I think you can get carried away with too many partitions and overcomplicating the design. The basic engine can do wonders with careful design.
I need to calculate average client age across population. I have an enrollment record per client per month with age dimension key. So, to calculate an average age for one month is not a problem, but when I need to do it for a time period of a year that's where I flounder. How can I write a calculated measure to get age of only the first record per client in the time range?
Thanks everyone for the suggestions.
Michael
I would make age a measure with aggregation function "FirstChild". This means that for the time dimension, the first child is taken on each hierarchy level, and for all other dimensions, the age is summed.
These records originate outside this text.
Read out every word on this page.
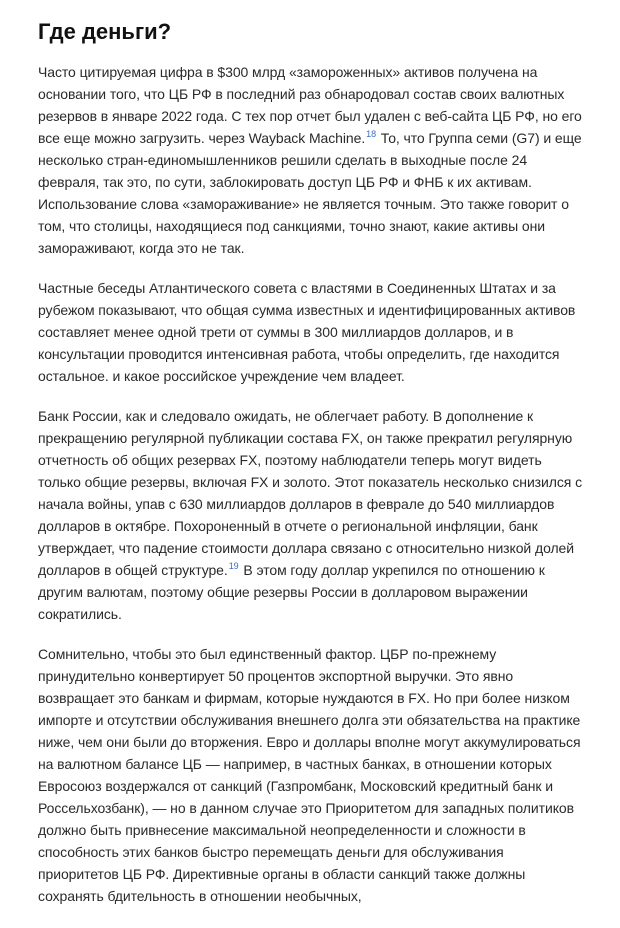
Где деньги?

Часто цитируемая цифра в $300 млрд «замороженных» активов получена на основании того, что ЦБ РФ в последний раз обнародовал состав своих валютных резервов в январе 2022 года. С тех пор отчет был удален с веб-сайта ЦБ РФ, но его все еще можно загрузить. через Wayback Machine.$^{18}$ То, что Группа семи (G7) и еще несколько стран-единомышленников решили сделать в выходные после 24 февраля, так это, по сути, заблокировать доступ ЦБ РФ и ФНБ к их активам. Использование слова «замораживание» не является точным. Это также говорит о том, что столицы, находящиеся под санкциями, точно знают, какие активы они замораживают, когда это не так.

Частные беседы Атлантического совета с властями в Соединенных Штатах и за рубежом показывают, что общая сумма известных и идентифицированных активов составляет менее одной трети от суммы в 300 миллиардов долларов, и в консультации проводится интенсивная работа, чтобы определить, где находится остальное. и какое российское учреждение чем владеет.

Банк России, как и следовало ожидать, не облегчает работу. В дополнение к прекращению регулярной публикации состава FX, он также прекратил регулярную отчетность об общих резервах FX, поэтому наблюдатели теперь могут видеть только общие резервы, включая FX и золото. Этот показатель несколько снизился с начала войны, упав с 630 миллиардов долларов в феврале до 540 миллиардов долларов в октябре. Похороненный в отчете о региональной инфляции, банк утверждает, что падение стоимости доллара связано с относительно низкой долей долларов в общей структуре.$^{19}$ В этом году доллар укрепился по отношению к другим валютам, поэтому общие резервы России в долларовом выражении сократились.

Сомнительно, чтобы это был единственный фактор. ЦБР по-прежнему принудительно конвертирует 50 процентов экспортной выручки. Это явно возвращает это банкам и фирмам, которые нуждаются в FX. Но при более низком импорте и отсутствии обслуживания внешнего долга эти обязательства на практике ниже, чем они были до вторжения. Евро и доллары вполне могут аккумулироваться на валютном балансе ЦБ — например, в частных банках, в отношении которых Евросоюз воздержался от санкций (Газпромбанк, Московский кредитный банк и Россельхозбанк), — но в данном случае это Приоритетом для западных политиков должно быть привнесение максимальной неопределенности и сложности в способность этих банков быстро перемещать деньги для обслуживания приоритетов ЦБ РФ. Директивные органы в области санкций также должны сохранять бдительность в отношении необычных,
Hence, this age should be made invisible, and only the average age measure calculated from it by dividing by the number of clients should be made visible.
For this to work properly, you need to set the "Type" property of your time dimension to "Time", and it requires the Enterprise or Development edition of SQL Server. The "FirstChild" aggregation function is not supported in standard edition.
I have a problem and was wondering if anyone could help or if it is even possible to have an algorithm for something like this.
I need to create a predictive ordering wizard. So based on previous sales, we will determine that that a certain amount of an item is required. E.g 31 apples. Now i need to work out the number of cases that needs to be ordered. If the cases come in say 60, 30, 15, 10 apples, the order should be a case of 30 and a case of 10 apples.
The number of items that need to be ordered change in each row of the result set. The case sizes could also change for each item. So some items may have an option of 5 different cases and some items may land up with an option of only one case.
Other examples would be i need 39 cans of coke and the cases come in only 24 per case. Therefore needing 2 cases. I need 2 shots of baileys and the bottle of baileys come in 50cl or 70cl. Therefore i need the 50cl.
The results sets columns are ItemName, ItemSize, QuantityRequired, PackSize and PackSizeMultiple.
The ItemName is the item to be ordered. ItemSize is the size the item is used in eg. can of coke. QuantityRequired how man of the item, in this case cans of coke, need to be ordered. PackSize is the size of the case. PackSizeMultiple is the number to multiply the item with to work out how many of the items are in the case.
ps. this will be a query in SQL Server 2008
Sounds like you need a UOM (Unit of Measure) table and a function to calc co-pack measure count and and unit count measure qty. with UOM type based on time between orders. You would also need to create a cron cycle and freeze table managed by week/time interval in order to create a freeze view of the current qty sold each week and the number of units since last order. Based on the 2 previous orders to your prior order you would set the current prediction based on min time between the last 2 freeze cycles containing an order and the duration of days between them. based on the average time between orders and the unit qty in each order, you can create a unit decay ratio percentage based on days and store it in each slice forward. Based on a reference to this data you will be able to create a prediction that will allow you to trigger a notice to sales or a message to the client to reorder. In addition, if you engage response data from sales based on unit count feedback from the client, you can reference an actual and tune your decay rate against your prediction. You should also consider managing and rolling up these freezes by month, so that you can view historical trending and forecast revenue based on velocity of reorder and same period last year. Basically this is similar to sales forcasting and we are switching out your opportunity percentage of close with Predicted Remaining Qty. percentage remaining.